This is a common question that atheists get all the time. However, the people asking it never seem to stop and think that it’s not only Atheists who don’t fear their hell. Three quarters of the Earth’s population are not afraid of going to the Christian hell either. Muslims, Jews, Hindus, Confucians, Pagans, Shintoists, Buddhists, Taoists, Sikhs, Shinto, Jains, Baha’I, etc. are not the least bit worried about the Christian hell.
Why aren’t Christians worried about going to one of their hells? If you think about it, everybody is going to somebody else’s hell.
Hell is just another of the religious concepts that Christians (and others) claim to be true and expect everyone else to just accept without any evidence. It’s one of many, many supernatural claims that religions demand we believe; like heaven, souls, demons, witches, saints, miracles, sin, angels, etc. (For a comprehensive list click here.) Each and every one of these supernatural claims has to be demonstrated to actually exist, but not a single one of them ever have been.
For centuries, people have been sentenced to burn at the stake, or suffer excruciating torture, just on the testimony of a neighbor who said that they saw them turn into a demon, or were possessed by one. No proof was necessary, just their word. We are still allowing this to go on today. We see news articles all the time of people being killed during an attempted exorcism. In June, 2013 LiveScience.com reported:
A Virginia man was convicted earlier this week in the death of a 2-year-old who died during a 2011 exorcism. Eder Guzman-Rodriguez beat his daughter Jocelyn to death in an attempt to rid her of the demon he believed was inside her.
Police summoned to the scene encountered several people holding Bibles outside the home, where Guzman-Rodriguez stated that he had also become possessed by a “bad spirit” when he punched and choked Jocelyn to death. The girl was found on a bed, wrapped in a blanket surrounded by Bibles.
Such beliefs in demonic possession and the violent exorcisms that may follow have a long history and can harm the most innocent among us, children.
If you look for them, you can find this type of thing all over the internet. Men, women, and children are still being tortured and killed today, in America, because of a belief in the supernatural.
In 2001, Andrea Yates drowned her five small children in a bathtub. While in prison, she told her jail psychiatrist: “It was the seventh deadly sin. My children weren’t righteous. They stumbled because I was evil. The way I was raising them, they could never be saved. They were doomed to perish in the fires of hell.” She also told her jail psychiatrist that Satan influenced her children and made them more disobedient.
True, she had some mental problems, but they were given a supernatural framework by the religion she subscribed to. Her religion, Christianity, made her believe that her children were going to burn in hell, forever, so she killed them before they could attain the age of accountability. It actually made sense to do so according to her belief system.

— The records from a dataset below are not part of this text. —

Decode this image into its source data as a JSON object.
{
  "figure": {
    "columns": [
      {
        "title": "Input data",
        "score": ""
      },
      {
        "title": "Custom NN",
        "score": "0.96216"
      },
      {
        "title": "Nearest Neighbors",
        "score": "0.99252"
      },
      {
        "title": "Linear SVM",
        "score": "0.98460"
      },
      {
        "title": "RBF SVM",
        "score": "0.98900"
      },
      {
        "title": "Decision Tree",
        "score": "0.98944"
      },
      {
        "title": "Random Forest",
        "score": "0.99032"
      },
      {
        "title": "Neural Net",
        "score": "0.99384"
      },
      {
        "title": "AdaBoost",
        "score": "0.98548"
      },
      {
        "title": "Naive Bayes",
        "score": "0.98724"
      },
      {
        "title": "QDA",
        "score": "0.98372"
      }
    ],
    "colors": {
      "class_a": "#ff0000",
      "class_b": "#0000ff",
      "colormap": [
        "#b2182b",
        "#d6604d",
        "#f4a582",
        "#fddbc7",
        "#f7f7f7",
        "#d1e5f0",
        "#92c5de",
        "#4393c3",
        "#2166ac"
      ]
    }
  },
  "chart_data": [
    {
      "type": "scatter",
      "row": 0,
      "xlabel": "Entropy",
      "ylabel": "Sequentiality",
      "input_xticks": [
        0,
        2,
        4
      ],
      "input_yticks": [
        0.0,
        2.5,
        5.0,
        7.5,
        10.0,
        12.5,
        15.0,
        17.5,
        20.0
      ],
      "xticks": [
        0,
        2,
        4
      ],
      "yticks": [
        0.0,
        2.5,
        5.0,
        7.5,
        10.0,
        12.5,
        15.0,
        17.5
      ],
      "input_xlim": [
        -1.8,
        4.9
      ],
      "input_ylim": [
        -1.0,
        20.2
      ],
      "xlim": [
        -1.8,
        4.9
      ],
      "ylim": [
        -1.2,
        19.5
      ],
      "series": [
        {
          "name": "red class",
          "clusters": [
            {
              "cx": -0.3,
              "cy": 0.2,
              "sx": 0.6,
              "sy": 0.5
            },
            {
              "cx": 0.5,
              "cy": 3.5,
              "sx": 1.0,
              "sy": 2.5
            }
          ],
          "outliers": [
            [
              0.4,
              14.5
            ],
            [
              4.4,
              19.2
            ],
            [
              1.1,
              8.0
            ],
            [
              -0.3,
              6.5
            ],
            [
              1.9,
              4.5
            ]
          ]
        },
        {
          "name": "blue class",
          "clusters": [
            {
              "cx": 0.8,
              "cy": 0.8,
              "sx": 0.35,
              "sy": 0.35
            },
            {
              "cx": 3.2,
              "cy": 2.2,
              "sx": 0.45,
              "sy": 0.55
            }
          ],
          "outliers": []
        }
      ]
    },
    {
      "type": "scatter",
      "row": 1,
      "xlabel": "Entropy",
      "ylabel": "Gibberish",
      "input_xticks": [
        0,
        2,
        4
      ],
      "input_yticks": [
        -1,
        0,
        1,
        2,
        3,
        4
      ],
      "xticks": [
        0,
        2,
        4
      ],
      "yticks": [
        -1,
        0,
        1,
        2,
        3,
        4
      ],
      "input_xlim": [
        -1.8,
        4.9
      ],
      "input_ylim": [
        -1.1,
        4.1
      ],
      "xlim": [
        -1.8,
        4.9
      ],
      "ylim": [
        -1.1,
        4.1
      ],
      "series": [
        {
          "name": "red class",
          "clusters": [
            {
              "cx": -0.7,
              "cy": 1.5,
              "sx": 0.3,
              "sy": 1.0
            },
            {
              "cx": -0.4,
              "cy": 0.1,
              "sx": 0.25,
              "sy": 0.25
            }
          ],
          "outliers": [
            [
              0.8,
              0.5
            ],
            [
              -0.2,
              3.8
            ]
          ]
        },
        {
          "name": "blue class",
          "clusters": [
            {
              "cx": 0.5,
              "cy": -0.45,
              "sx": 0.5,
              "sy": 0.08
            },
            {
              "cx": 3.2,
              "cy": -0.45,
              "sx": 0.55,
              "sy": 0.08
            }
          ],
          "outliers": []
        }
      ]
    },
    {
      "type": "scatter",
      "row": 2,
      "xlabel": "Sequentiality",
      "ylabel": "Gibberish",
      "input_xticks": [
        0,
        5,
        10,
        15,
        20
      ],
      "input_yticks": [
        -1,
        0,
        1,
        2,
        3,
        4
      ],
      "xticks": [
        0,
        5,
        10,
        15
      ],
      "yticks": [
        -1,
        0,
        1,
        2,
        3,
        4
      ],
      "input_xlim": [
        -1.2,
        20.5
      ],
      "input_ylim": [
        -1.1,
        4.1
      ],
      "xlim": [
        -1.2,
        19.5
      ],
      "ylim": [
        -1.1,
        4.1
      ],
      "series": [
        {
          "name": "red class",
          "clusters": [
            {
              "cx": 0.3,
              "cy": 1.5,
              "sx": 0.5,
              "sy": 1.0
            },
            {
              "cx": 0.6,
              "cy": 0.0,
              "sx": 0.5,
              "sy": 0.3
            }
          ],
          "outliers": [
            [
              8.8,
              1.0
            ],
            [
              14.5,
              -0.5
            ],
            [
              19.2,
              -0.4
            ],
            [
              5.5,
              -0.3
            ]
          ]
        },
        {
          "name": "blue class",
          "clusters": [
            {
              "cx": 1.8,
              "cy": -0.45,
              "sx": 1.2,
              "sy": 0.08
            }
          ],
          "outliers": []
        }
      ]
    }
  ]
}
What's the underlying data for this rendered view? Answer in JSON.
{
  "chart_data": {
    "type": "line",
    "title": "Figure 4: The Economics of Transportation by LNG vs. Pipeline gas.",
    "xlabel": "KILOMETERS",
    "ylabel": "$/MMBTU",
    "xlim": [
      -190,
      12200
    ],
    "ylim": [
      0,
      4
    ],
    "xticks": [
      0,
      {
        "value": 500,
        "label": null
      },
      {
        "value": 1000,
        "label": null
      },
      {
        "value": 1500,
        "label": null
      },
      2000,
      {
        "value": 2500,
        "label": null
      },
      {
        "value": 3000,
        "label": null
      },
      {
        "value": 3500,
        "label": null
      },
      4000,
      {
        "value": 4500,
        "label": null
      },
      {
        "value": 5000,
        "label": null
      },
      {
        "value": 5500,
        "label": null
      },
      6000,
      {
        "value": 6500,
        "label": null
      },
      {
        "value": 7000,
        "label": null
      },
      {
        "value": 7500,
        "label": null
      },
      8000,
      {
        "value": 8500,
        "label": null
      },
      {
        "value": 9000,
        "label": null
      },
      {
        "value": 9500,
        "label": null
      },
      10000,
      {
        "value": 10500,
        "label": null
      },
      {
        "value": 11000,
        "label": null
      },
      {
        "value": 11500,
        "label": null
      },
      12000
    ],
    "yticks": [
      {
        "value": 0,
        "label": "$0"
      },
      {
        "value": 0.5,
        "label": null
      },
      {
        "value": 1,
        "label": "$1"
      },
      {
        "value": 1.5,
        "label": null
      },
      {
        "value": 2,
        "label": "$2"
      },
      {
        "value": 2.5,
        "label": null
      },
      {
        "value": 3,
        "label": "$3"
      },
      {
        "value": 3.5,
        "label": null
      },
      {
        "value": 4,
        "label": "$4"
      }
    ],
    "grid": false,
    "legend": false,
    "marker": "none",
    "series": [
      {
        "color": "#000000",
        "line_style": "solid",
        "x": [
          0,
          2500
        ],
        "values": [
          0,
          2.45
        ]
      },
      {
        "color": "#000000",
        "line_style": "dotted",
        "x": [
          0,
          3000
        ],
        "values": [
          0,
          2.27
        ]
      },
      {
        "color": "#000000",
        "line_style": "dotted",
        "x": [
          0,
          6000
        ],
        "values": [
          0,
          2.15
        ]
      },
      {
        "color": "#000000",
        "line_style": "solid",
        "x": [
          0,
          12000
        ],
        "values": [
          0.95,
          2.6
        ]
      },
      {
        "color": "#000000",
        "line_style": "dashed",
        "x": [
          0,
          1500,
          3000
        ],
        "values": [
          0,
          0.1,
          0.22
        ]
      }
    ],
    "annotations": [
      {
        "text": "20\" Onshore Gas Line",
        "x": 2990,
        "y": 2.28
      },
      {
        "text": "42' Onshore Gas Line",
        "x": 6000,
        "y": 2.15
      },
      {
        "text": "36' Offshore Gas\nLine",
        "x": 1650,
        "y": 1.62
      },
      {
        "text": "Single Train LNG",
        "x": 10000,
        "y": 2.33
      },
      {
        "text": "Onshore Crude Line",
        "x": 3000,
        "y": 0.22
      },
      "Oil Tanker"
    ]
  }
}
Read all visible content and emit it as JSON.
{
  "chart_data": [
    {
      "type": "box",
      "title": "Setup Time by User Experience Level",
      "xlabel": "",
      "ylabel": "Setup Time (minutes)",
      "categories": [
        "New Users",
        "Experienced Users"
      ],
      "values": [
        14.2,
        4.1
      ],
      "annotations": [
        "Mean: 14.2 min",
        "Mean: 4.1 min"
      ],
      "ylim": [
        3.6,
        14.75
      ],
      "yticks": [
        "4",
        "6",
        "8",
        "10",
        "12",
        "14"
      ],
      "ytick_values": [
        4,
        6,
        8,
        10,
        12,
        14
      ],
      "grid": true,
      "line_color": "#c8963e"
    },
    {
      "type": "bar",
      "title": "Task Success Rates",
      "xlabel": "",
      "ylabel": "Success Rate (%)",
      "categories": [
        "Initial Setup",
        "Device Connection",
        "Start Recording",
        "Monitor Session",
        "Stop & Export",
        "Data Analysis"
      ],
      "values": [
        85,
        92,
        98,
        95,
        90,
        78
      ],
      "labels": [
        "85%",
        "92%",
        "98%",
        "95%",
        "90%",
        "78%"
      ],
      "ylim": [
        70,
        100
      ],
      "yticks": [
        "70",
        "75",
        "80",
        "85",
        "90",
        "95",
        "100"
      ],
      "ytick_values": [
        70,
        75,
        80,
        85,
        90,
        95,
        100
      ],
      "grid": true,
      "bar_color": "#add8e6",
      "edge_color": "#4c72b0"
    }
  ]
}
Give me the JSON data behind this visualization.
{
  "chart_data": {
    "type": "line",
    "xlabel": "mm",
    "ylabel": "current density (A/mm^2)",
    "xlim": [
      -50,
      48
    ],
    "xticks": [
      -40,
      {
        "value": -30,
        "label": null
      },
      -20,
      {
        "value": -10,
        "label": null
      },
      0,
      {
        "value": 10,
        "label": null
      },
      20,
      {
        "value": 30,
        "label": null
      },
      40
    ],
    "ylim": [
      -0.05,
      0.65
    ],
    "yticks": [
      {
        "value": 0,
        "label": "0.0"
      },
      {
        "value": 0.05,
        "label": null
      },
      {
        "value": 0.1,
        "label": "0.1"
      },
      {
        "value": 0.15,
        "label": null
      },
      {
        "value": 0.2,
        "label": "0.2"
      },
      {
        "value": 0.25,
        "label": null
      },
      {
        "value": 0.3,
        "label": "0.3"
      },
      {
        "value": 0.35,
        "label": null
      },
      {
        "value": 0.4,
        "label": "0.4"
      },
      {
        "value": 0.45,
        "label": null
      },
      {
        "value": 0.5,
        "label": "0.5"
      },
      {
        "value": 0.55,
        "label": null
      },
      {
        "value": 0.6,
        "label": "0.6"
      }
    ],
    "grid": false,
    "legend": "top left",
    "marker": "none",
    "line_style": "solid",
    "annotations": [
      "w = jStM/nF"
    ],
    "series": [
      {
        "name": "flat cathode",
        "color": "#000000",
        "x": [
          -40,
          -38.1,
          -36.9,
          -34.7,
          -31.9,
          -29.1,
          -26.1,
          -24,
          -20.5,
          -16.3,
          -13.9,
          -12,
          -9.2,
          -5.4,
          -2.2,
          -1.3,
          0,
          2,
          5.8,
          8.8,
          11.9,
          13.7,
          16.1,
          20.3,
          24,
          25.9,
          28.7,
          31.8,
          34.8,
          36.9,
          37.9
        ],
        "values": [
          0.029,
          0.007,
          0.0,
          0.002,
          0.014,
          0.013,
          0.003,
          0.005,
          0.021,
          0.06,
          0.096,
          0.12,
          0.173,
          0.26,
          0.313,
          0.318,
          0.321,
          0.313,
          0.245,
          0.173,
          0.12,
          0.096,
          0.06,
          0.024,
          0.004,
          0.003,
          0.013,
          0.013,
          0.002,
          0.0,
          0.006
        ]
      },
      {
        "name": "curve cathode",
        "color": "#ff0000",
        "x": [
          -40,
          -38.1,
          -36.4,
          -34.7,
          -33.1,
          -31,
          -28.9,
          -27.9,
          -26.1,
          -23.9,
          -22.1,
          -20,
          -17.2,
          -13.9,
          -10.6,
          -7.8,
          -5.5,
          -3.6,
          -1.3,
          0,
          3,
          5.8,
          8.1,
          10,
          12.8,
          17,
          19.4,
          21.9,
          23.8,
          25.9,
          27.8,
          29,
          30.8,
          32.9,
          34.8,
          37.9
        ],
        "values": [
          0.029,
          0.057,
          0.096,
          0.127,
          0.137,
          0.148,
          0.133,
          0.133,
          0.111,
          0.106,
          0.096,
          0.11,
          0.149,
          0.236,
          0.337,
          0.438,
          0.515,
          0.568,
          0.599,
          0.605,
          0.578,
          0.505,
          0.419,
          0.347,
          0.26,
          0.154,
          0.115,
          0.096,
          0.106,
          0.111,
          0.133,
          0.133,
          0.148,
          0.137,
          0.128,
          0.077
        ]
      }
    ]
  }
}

In today’s America, under George W. Bush’s Faith Based initiatives, tax dollars are being given to many institutions which perform social services that were formerly done by government agencies; among these institutions are mental health facilities.
In a scenario that now must be acted out several times a year across America; a person is arrested, brought to trial and determined to have a mental disorder. Subsequently the Christian Judge will remand that person to the custody of one of these faith-based mental health facilities. There, they give this unfortunate person a book on demonology (the Bible) and tell them that every word in that book is true, and every supernatural being in it is real. Then their release is only authorized under the approval of these people. How crazy is that? Our legal system is actually funneling American citizens into institutionalized religion, and only releasing them when their psychosis aligns with the teachings of that religion.
Imagine visiting a primitive tribe in the Amazon region of South America. There the shaman tells you that you must give your vehicles to him or else the great Pintu of the Forest will come and take your mojo to Sayahn which will turn into a zombie. You would laugh at him. Even though you can’t technically prove that none of those things exist, he certainly hasn’t carried his burden of proof, and you wouldn’t turn your valuable equipment over to him without some pretty serious evidence. However, when it comes to your own religion, you give your own version of this a complete pass!
Think about all the times you have heard a preacher say something like: “You are guilty of sin, and your soul is doomed to spend eternity in Hell, so you must seek salvation through Jesus Christ* so that it can avoid the fires of Hell, and live forever in heaven”. You blithely let all of those underlined words go by without challenge, even though they have never been demonstrated to actually exist. Not only that, but you give your hard-earned money to him, trust him with your children and do many of the things that he asks of you. We have to start demanding evidence wherever we encounter claims of the supernatural.
In the future, when someone mentions heaven, or hell, or sin, you might ask them how they know those things actually exist. You might also ask them why Muslims or Hindus are not worried about their hell, and why they aren’t afraid of going to some other religion’s hell. Don’t accept “I feel it in my heart!” or other emotional hooks. Demand real, tangible evidence. Don’t accept the Bible as proof of them either; all holy books are true if they only rely on self-reference to prove them so.